Bastante se habla del empeño de los creadores (y las instituciones que los representan y sostienen) de ir más allá de los espacios tradicionales de socialización del arte para incidir directamente en las rutinas de las comunidades. Llevar el arte al barrio, para ampliar su impacto en un público que no siempre se implica en ciertas dinámicas culturales.
Tiene que ver con una vocación democratizadora: asumir la creación artística como patrimonio compartido, garantizar el acceso pleno a expresiones que tantas veces se han considerado elitistas.

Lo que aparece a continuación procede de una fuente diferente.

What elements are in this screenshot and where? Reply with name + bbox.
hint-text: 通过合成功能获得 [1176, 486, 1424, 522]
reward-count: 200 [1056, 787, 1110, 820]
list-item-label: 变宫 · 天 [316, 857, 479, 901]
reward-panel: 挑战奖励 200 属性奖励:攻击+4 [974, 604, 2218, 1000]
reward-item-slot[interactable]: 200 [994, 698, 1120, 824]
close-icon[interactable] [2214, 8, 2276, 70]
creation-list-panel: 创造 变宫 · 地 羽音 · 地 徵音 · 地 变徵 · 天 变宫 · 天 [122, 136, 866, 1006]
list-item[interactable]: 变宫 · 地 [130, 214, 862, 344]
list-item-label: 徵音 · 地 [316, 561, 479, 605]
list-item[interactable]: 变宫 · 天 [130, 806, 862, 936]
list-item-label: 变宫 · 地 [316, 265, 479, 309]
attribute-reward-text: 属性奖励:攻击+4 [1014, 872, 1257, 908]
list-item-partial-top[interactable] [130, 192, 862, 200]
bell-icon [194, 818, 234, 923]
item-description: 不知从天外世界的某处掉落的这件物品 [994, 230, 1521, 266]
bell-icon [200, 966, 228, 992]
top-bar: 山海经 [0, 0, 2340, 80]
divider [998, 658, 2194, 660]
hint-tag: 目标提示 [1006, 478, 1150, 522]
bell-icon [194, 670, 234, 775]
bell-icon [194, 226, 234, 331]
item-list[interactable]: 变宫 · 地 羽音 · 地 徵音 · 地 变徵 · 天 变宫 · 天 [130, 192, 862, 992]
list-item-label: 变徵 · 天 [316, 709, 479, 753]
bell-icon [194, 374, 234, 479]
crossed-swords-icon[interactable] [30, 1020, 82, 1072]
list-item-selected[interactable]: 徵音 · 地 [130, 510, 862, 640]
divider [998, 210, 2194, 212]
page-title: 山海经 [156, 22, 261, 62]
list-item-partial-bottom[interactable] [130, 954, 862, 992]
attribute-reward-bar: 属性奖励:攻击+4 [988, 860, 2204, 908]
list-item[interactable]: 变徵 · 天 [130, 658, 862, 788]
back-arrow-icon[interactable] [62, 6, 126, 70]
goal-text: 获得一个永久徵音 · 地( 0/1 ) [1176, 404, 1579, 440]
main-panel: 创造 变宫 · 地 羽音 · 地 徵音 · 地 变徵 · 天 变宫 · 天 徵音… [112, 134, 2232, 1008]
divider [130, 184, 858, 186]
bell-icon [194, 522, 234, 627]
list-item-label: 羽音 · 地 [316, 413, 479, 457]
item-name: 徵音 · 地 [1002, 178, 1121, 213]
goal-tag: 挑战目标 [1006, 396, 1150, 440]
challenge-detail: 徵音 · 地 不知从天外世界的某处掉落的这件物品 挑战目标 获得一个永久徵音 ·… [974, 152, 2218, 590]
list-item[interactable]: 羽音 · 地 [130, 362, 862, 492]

La política cultural de la nación defiende el derecho inalienable de toda la ciudadanía a apreciar, disfrutar, intercambiar experiencias estéticas que propician todas las manifestaciones del arte; partiendo de la función ciertamente emancipadora de la creación y su extraordinario caudal simbólico.
Pero está claro que, por razones sociales, geográficas o económicas, no todos se acercan de la misma manera. Hay sectores más desprotegidos.
Siguiendo la lógica tan socorrida de Mahoma y la montaña, muchos artistas van en busca del público a las comunidades en un proceso mutuamente provechoso, pues un acervo no solo se concreta en los centros generadores de la (mal) llamada alta cultura. En los barrios, desde los barrios, para los barrios se hace arte de calidad.
Es plausible llevar las artes visuales, la danza, el teatro, la literatura, la música, el cine… hasta las puertas de la gente, sobre todo si esa gente no participa habitualmente en las actividades culturales. Aunque convendría también promover, estimular, propiciar que esos ciudadanos acudan a los teatros, las galerías, las librerías y bibliotecas, las salas de concierto… partiendo de sus puntuales posibilidades.
El arte ha consolidado un entramado que lo complejiza y multiplica, que engrandece sus posibilidades. Es maravilloso interpretar escenas de un ballet en una fábrica o en el escenario improvisado de un asentamiento rural (fue mítica y hermosa aquella campaña de Alicia y Fernando Alonso en los primeros años de la Revolución), pero el espacio ideal de representación del ballet es un teatro (gracias en buena medida a esas presentaciones en lugares no convencionales, el ballet se hizo un arte popular en Cuba).
La idea es encontrar cauces para la creación que no impliquen reduccionismos ni concesiones populistas. La naturaleza misma del arte contraviene exclusiones clasistas; la sensibilidad para la belleza no es privilegio de unos pocos. La educación y las oportunidades tampoco tendrían que serlo.